By Hal Horowitz
A stunning live recording that helps solidify the importance of the three-year stint of the Nash Ramblers, adding another notch to Harris’ impressive belt that every Emmylou enthusiast - and even those that aren’t - will treasure.
For the past 30 years, Emmylou Harris fans only had the Grammy winning 1992 record Live at the Ryman to document the singer’s famous but short-lived run with her insanely gifted Nash Ramblers acoustic bluegrass band. Now, they finally get more.

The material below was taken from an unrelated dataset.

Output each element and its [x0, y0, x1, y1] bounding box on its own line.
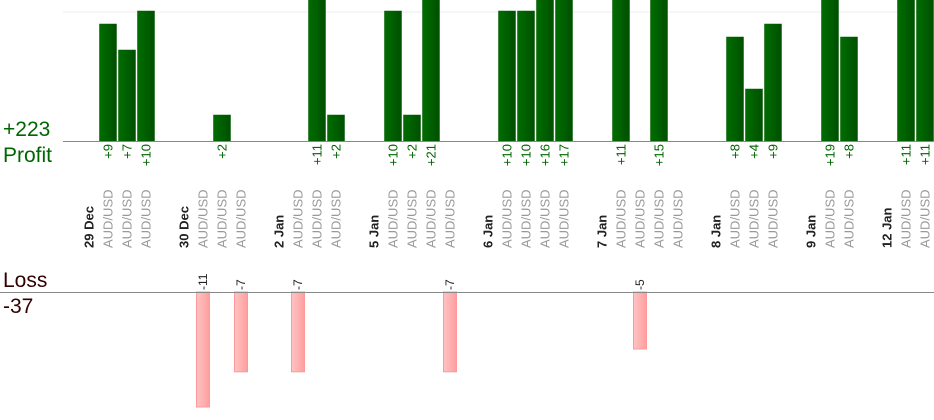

The “Lost Concert” tag amended to this album’s title is no exaggeration. Even Harris didn’t realize the tapes of this 1990 event still existed before they were recently discovered by “music archeologist” James Austin. It was professionally recorded on September 28, 1990 at the Tennessee Performing Arts Center in Nashville, just a few months after Harris formed the collective.
31 years later the show sounds as fresh and vibrant as the night it was played.

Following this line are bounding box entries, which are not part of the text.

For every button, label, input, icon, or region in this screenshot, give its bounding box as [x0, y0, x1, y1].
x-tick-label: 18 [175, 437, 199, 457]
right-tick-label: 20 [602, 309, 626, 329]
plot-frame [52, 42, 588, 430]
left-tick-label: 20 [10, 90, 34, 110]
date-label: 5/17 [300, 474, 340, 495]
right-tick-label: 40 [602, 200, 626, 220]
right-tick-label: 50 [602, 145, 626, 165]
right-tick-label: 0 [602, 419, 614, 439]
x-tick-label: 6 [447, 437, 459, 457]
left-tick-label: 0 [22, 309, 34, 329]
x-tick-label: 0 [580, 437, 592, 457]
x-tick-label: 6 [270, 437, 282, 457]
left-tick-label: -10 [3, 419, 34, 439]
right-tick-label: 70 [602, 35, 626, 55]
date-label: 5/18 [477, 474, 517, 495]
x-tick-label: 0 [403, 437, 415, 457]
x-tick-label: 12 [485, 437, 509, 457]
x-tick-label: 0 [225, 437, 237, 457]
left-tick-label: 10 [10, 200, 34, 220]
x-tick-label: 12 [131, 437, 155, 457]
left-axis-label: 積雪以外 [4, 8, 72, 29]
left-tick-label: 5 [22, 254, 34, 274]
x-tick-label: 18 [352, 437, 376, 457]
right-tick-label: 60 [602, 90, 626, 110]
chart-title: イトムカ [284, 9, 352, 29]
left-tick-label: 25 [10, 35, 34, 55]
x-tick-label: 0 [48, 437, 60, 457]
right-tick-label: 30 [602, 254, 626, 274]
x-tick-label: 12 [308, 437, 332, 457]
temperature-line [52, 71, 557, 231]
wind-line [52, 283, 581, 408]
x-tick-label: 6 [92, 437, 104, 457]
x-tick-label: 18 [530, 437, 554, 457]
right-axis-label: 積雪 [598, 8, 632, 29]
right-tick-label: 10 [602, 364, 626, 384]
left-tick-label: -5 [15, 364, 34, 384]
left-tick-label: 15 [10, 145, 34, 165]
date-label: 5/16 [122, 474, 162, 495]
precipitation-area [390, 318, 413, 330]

The usually reserved Harris is remarkably effusive about her reaction to hearing these tapes, saying, “It only took one listen to realize not a single note was out of place or in need of repair, a truly extraordinary performance by these gifted musicians.”
Those players were a virtual who’s who of bluegrass royalty. They included Sam Bush on violin and mandolin, Al Perkins playing dobro and banjo, young guitarist Randall Stewart (now known by his given name Jon Randall) and iconic bassist, the late Roy Huskey Jr.

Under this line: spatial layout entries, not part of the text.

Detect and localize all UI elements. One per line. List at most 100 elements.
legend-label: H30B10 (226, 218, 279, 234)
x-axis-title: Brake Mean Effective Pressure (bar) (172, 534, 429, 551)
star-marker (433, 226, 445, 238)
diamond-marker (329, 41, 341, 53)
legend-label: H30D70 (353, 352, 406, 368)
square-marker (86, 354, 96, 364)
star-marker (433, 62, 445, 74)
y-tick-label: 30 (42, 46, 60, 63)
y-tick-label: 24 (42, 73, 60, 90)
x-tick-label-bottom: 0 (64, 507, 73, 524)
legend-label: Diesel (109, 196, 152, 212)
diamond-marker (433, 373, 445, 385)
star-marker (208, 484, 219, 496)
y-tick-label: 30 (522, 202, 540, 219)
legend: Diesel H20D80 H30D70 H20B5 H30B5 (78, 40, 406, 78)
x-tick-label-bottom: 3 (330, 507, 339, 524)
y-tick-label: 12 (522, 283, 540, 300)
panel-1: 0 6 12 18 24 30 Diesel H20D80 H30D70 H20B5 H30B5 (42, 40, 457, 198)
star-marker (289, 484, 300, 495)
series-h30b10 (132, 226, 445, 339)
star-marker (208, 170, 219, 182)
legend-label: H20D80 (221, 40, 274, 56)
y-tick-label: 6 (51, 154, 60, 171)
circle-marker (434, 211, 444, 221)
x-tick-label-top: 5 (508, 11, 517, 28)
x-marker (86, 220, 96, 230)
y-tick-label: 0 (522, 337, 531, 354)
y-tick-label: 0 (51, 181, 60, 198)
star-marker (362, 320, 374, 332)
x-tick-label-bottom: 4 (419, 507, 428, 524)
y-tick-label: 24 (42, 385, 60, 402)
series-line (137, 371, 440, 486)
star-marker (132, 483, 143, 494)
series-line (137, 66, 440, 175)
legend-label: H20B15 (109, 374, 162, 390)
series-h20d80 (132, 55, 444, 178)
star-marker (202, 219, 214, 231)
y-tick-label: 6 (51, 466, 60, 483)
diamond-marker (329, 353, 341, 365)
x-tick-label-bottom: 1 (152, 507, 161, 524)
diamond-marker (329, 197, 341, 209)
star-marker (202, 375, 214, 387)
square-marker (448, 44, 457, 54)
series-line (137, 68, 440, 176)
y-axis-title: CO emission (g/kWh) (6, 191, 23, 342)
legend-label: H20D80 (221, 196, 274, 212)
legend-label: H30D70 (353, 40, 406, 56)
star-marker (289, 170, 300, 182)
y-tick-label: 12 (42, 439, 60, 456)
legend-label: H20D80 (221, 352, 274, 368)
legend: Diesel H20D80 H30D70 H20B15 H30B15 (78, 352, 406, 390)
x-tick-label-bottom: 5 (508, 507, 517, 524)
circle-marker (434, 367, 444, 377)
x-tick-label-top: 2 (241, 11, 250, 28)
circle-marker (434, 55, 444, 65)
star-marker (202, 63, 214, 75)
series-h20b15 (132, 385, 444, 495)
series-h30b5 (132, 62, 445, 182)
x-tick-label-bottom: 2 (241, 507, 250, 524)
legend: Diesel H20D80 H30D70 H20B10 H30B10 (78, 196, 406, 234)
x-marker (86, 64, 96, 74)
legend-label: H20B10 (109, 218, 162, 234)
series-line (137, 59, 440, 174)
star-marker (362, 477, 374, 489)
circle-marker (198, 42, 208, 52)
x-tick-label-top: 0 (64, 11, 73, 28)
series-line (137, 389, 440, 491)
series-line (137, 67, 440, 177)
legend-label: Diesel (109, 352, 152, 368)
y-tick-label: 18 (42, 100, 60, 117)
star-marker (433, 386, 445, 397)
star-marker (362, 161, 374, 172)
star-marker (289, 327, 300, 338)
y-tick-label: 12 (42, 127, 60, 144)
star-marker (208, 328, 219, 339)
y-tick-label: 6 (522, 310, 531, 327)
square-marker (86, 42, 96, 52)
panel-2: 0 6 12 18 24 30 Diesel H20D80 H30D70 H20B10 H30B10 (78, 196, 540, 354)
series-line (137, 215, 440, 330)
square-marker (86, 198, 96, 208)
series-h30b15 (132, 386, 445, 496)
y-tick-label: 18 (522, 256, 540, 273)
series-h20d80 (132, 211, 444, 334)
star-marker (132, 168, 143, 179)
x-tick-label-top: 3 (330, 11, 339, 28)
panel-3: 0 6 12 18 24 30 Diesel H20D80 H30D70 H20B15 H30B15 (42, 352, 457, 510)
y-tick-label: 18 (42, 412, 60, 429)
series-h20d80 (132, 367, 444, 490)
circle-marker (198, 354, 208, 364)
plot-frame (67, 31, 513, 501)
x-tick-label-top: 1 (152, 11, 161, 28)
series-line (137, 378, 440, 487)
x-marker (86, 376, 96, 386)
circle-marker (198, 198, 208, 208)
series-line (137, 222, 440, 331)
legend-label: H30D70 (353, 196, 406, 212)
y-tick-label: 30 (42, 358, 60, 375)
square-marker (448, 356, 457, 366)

The same lineup played the Ryman seven months later. Amazingly, none of these 26 songs are repeated on that award-winning recording. That provides fans with an additional 76 minutes of music from Harris’ Nash Ramblers, an outfit that astonishingly and frustratingly never released a studio album.
This playlist, like the Ryman’s, mostly features material Harris had already recorded with her Hot Band, rearranged for the more stripped-down bluegrass experience. Familiar choices like Don Gibson’s ‘Sweet Dreams’, Rodney Crowell’s ‘Leaving Louisiana in the Broad Daylight’, ‘Hello Stranger’, Townes Van Zandt’s ‘If I Needed You’ and the rollicking Delbert McClinton cover of ‘Two More Bottles of Wine’ all get rejiggered by the frills-free lineup to become highlights of a performance that has no throwaway moments.
Sam Bush takes lead vocals and tears it up on mandolin for ‘The Price I Pay’ with some speedy, fret shredding picking matched by the group’s frantic take of the Elvis/Junior Parker classic ‘Mystery Train.’ But they are just as inspiring on ballads like the sumptuous version of the Doc Pomus standard ‘Save the Last Dance for Me’ and the sweet, melancholy ‘One of These Days’ - another reimagined oldie from Harris’ expansive catalog.
Gospel is represented too with ‘Wayfaring Stanger’, the traditional ‘Green Pastures’ and ‘The Other Side of Life’ holding down the religious side of the gig. Paul Simon’s ‘The Boxer’ perfectly slots into the evening’s unplugged, rustic vibe as does the closing ‘Boulder to Birmingham’; the latter as close as Harris gets to a signature song. This take will bring tears to the eyes of even established followers who have heard it countless times before.
The only frustrating aspect is that the two sets are whittled down to one for this release. Perhaps that was to avoid repetition with the songs on the Ryman record. With a band this great, few would have complained about duplication.
Regardless, this remains a stunning live recording. It helps solidify the importance of the all too fleeting three-year stint of the Nash Ramblers by doubling its limited recorded legacy, and adds another notch to Harris’ impressive belt that every Emmylou enthusiast - and even those that aren’t - will treasure.